The banks themselves should be asking whether it is their own deeds rather than the irrational fears of their customers that have created this situation. Northern Rock developed a business model based not on the deposits of those saving with them but on aggressively lending large amounts of money based on many multiples of income and financing this by borrowing heavily on the money markets. When concerns about the impact of ill-advised lending in the American mortgage sector led banks to decline to trade each other money, as is customary, then the business found itself in trouble. It had to turn to the Bank of England and its reputation as well as its share price crashed. After all, if banks will not offer Northern Rock money, why should ordinary people?
The broader lesson here is that the banks have to be more responsible in their dealings. It has been too easy to borrow huge amounts of money and be desperately vulnerable if either interest rates increase by more than anticipated or if property prices fall. This occurred in the 1970s and 1990s, and inflicted severe social as well as economic damage. Those hurt most in these incidents are the poorest in society, because whenever a credit crunch follows a credit carnival it is they who are denied future resources. That is already happening, unfortunately, in the United States. It must not be repeated here.
There is, nevertheless, the danger that it might. Financial institutions and Ministers have been too content to allow the level of personal debt to escalate. Credit is indeed a crucial component of a dynamic economy, but when it is provided on the assumption that unemployment will always remain low, interest- rate levels can be predicted confidently and the value of a house will increase every year, then it becomes reckless. Britain has by far the highest level of credit-card debt in Europe and it has reached an extent that a vast new industry has emerged in which debt is being marketed principally as a device to pay off other debts accumulated on the likes of Mastercard and Visa. This situation cannot be sustained indefinitely. The banks need to reassess their practices immediately.
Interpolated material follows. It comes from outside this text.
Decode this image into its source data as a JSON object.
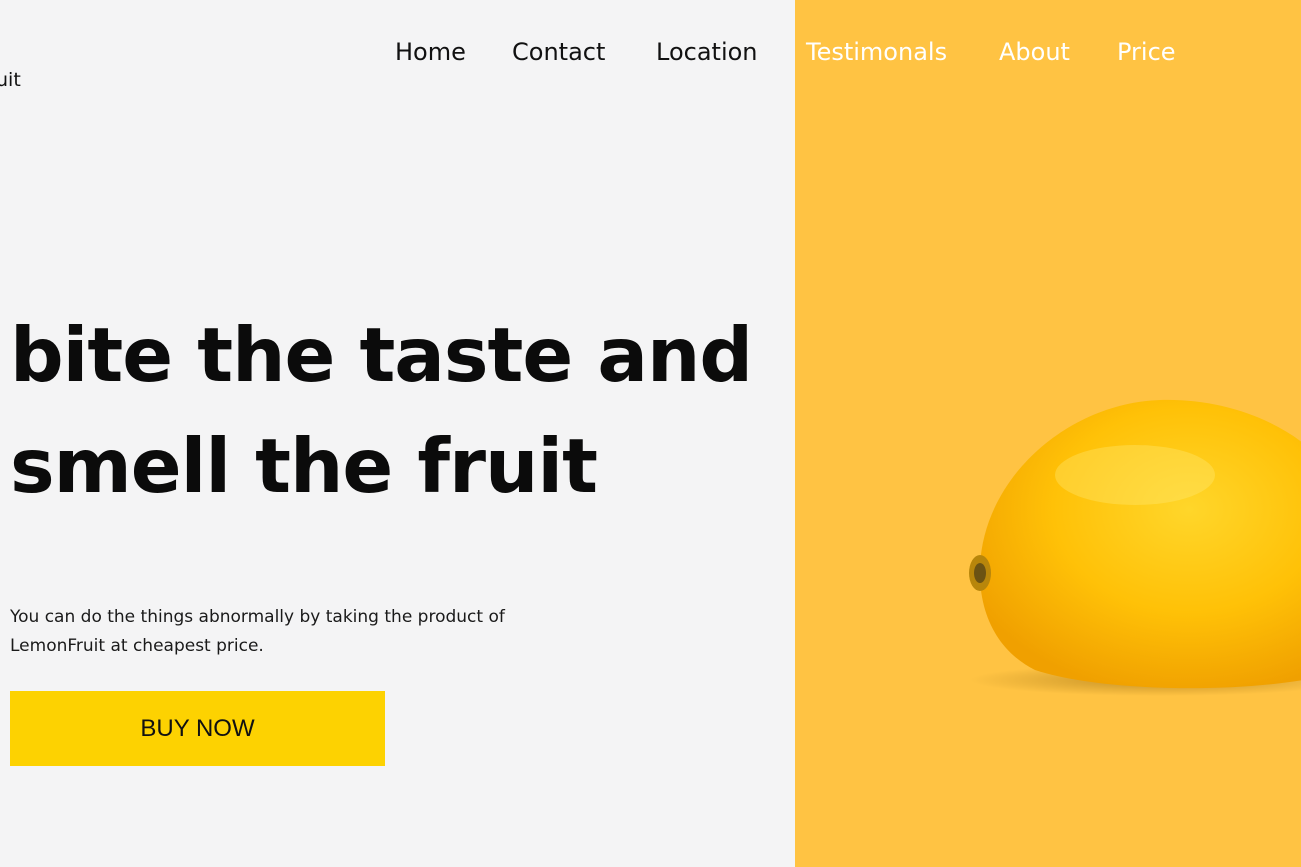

If they do not, then the trust factor will loom even larger. One of the most disturbing elements in this episode is that not only did Northern Rock's depositors not trust the organisation into which they had placed their savings but they displayed little faith in the words of senior public servants at the Bank of England or in the Chancellor of the Exchequer. Trust has been diminished across the board in recent years and replaced by a corrosive cynicism. This is a development with dire implications well beyond banking.